One of those with his head in the sand—circa 1999, two miserable years into the disaster—is John Chanvers Finnegan, a gay man who is heir to a dwindling family fortune (initially founded on the sale of Victorian glass Xmas ornaments, ironically echoing the current gaudy appearance of the Earth itself). Finnegan lives in a decrepit Yonkers mansion with his elderly grandmother and house-keeper. The fact that he is dying of AIDS is understandably more vital to him than the world’s demise. What will shake Finnegan out of his semi-charmed life? A visit and miraculous gift from his mysterious friend, Leonard Thrope, a devil-may-care Byronic artist—or “sociocultural pathologist”—intent on bearing witness to death and dying in all its forms.

Soon, Finnegan is reluctantly hosting stray pregnant waifs, seeing tangible ghosts, feeling love reawaken, and beginning to realize that he has been nominated for a larger role in the coming millennium than he had ever wished to play.

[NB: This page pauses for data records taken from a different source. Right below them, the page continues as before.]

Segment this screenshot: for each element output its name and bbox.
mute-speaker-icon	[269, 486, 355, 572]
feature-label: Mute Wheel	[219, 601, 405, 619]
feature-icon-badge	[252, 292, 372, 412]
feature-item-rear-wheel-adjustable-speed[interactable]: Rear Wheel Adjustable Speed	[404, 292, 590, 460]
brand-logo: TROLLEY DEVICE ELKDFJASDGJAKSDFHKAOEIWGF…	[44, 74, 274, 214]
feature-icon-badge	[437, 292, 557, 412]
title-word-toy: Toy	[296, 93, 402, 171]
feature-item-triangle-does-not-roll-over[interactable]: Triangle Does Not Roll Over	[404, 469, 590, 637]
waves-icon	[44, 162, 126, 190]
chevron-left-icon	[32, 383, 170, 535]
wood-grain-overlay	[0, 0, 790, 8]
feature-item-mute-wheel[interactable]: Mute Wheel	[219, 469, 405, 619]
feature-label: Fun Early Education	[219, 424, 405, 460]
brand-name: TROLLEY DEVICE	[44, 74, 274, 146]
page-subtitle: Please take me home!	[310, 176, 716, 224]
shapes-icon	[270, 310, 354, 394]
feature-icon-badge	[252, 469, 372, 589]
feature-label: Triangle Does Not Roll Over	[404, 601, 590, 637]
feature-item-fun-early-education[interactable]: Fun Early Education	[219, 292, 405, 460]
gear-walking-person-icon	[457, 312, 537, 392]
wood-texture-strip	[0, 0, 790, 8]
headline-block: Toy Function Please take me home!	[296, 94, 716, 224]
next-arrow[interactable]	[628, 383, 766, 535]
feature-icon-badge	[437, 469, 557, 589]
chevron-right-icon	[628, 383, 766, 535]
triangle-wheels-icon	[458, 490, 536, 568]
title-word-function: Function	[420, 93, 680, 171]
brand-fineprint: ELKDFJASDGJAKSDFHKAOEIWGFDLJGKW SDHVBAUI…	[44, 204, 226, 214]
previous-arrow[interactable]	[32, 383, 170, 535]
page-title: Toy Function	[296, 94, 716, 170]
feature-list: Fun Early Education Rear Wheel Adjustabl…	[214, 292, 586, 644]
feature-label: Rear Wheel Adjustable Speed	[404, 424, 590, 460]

Two motifs here signify Hand’s devotion to a pair of masterly writers who have influenced her greatly. The decaying, life-stuffed mansion speaks to John Crowley’s
Little, Big,
while the persistence-with-distortion of cultural norms and personal relationships amidst urban dissolution harks to Samuel R. Delany’s
Dhalgren
. Both Crowley and Delany have played a huge part in the formation of Hand’s own esthetic.

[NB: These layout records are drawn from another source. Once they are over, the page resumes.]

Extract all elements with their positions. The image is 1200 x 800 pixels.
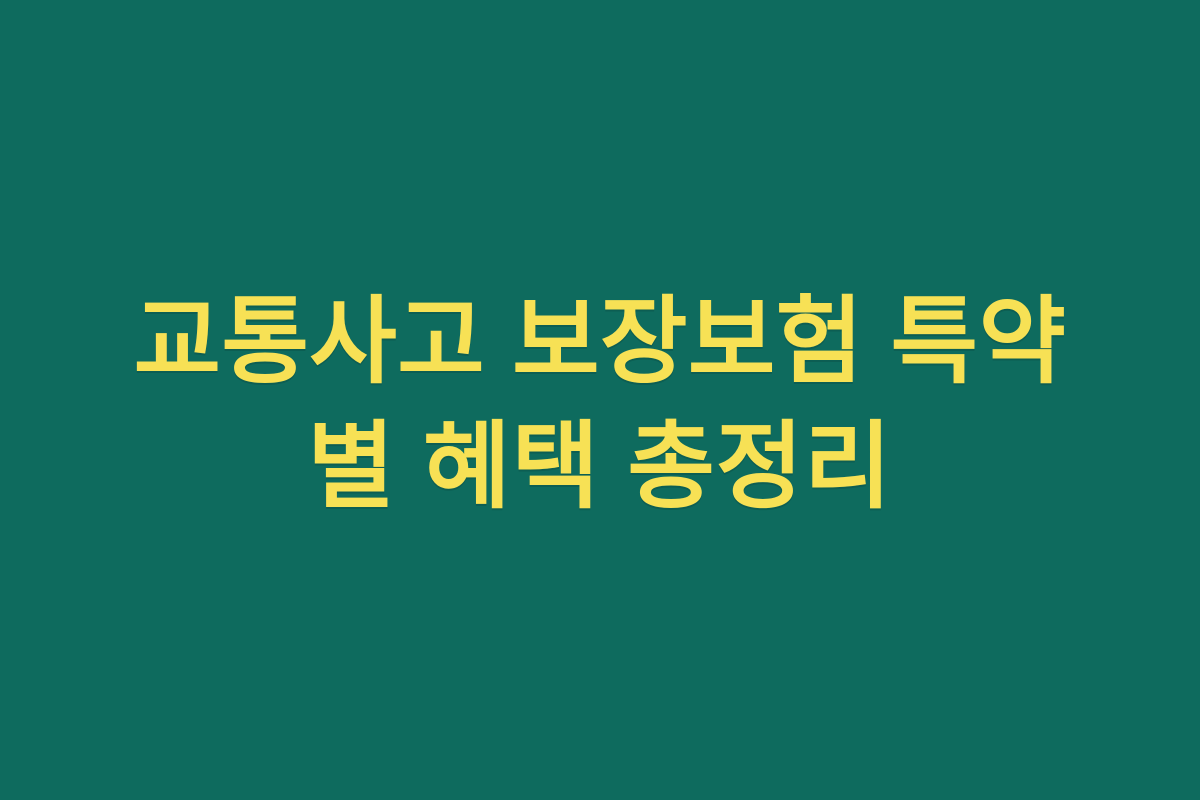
headline-block: 교통사고 보장보험 특약 별 혜택 총정리 <box>70 280 1130 531</box>
title-banner: 교통사고 보장보험 특약 별 혜택 총정리 <box>0 0 1200 800</box>
page-title-line-1: 교통사고 보장보험 특약 <box>80 280 1120 405</box>
page-title: 교통사고 보장보험 특약 별 혜택 총정리 <box>80 280 1120 531</box>
page-title-line-2: 별 혜택 총정리 <box>80 405 1120 530</box>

Hand, of course, excels at her gritty depiction of a world on the skids. No stranger to postapocalypses ever since her
Winterlong
and its sequels, she has a keen knack for conveying the psychic adjustments people must make to continue surviving in the midst of chaos. Unlike some Irwin Allen panoramic disaster,
Glimmering
has a smallish cast of major characters, allowing Hand to build up in great and subtle detail their realistic portraits. The visceral thrills of life in the ruins are balanced precisely by Hand’s loving attention to individual psyches.

With a dollop of Lucius Shepard’s
Green Eyes
(and is there a sly allusion to Shepard in the character of music manager Lucius Chappell?), a smattering of Mark Helprin’s
Winter’s Tale
, a pinch of Disch’s
334
, and Hand’s own salty broth and spices,
Glimmering
is a unique and tasty dish that might be called Ragnarok Ragout.